William grants the most important posts in the church to Norman churchmen.  The Norman bishops begin a major cathedral building campaign.  The cathedrals are designed in the New Roman style as at Canterbury and York.  Treason by some of the Norman barons follows Anglo-Saxon revolts.
1075 - Treason of Roger de Breteuil, count of Hereford and son of William’s most faithful friend, Guillaume Fils Osbern who had been killed in 1071 at Cassel on William’s service.
1082 - William arrests, judges et emprisons his half-brother, Odon de Conteville, bishop of Bayeux and count of Kent, after Odon abuses the people of Kent and, against orders,  raises a private army.
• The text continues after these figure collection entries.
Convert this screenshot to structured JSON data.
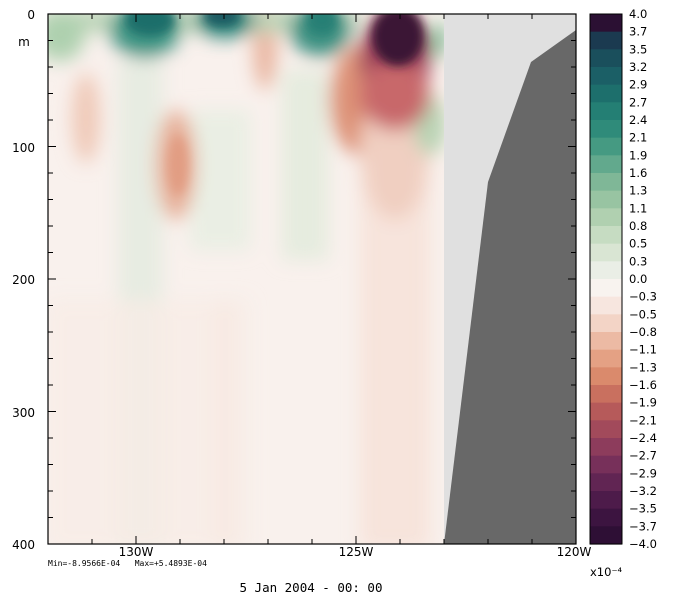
{
  "chart_data": {
    "type": "heatmap",
    "title": "",
    "xlabel": "",
    "ylabel": "m",
    "x_axis": {
      "range": [
        "132W",
        "120W"
      ],
      "ticks": [
        "130W",
        "125W",
        "120W"
      ]
    },
    "y_axis": {
      "range": [
        0,
        400
      ],
      "inverted": true,
      "ticks": [
        "0",
        "100",
        "200",
        "300",
        "400"
      ]
    },
    "colorbar": {
      "levels": [
        "4.0",
        "3.7",
        "3.5",
        "3.2",
        "2.9",
        "2.7",
        "2.4",
        "2.1",
        "1.9",
        "1.6",
        "1.3",
        "1.1",
        "0.8",
        "0.5",
        "0.3",
        "0.0",
        "−0.3",
        "−0.5",
        "−0.8",
        "−1.1",
        "−1.3",
        "−1.6",
        "−1.9",
        "−2.1",
        "−2.4",
        "−2.7",
        "−2.9",
        "−3.2",
        "−3.5",
        "−3.7",
        "−4.0"
      ],
      "scale_label": "x10⁻⁴",
      "colors": [
        "#2b1033",
        "#1b3a50",
        "#1a4f5c",
        "#1b5f66",
        "#1d6f6c",
        "#247f74",
        "#2f8b7a",
        "#459a82",
        "#62a98d",
        "#7fb797",
        "#98c4a2",
        "#b0d0b0",
        "#c6dcc2",
        "#d9e5d3",
        "#eaeee6",
        "#f8f3ef",
        "#f7e6df",
        "#f3d4c6",
        "#ecbaa4",
        "#e4a184",
        "#da8a6c",
        "#c9705f",
        "#b65a5a",
        "#a24a5b",
        "#8d3c5c",
        "#77305a",
        "#612553",
        "#4d1b4a",
        "#3c1440",
        "#2e0f35"
      ]
    },
    "land_mask": {
      "color_light": "#e0e0e0",
      "color_dark": "#686868",
      "edge_x": "123W"
    },
    "stats": "Min=-8.9566E-04   Max=+5.4893E-04",
    "date": "5 Jan 2004 - 00: 00",
    "features": [
      {
        "sign": "positive",
        "peak": "2.9",
        "x_range": [
          "131W",
          "126W"
        ],
        "depth_range": [
          0,
          30
        ]
      },
      {
        "sign": "negative",
        "peak": "-4.0",
        "x_range": [
          "125W",
          "123W"
        ],
        "depth_range": [
          0,
          50
        ]
      },
      {
        "sign": "negative",
        "peak": "-1.3",
        "x_center": "128.6W",
        "depth_range": [
          60,
          180
        ]
      },
      {
        "sign": "negative",
        "peak": "-0.8",
        "x_center": "131.2W",
        "depth_range": [
          50,
          150
        ]
      },
      {
        "sign": "negative",
        "peak": "-0.8",
        "x_center": "127.3W",
        "depth_range": [
          0,
          100
        ]
      }
    ]
  }
}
1083 – Death of Queen Matilda.
1087 – Trouble in the Vexin region, partly under the French crown and partly under Norman rule, sets William against the  King of France,  Philippe I.  William decides to teach the King a lesson. The campaign finishes in Mantes in July 1087. William suffering from an accidental wound dies in Rouen in September 1087.  He is buried in the Abbatiale in Caen.
On his deathbed William shares out the domain which he had such trouble building and holding together :
Robert Courteheuse, the rebellious elder son, inherits Normandy,
William the Red, the next son, inherits England
Henry BeauClerc, the youngest, inherits various rights but no land.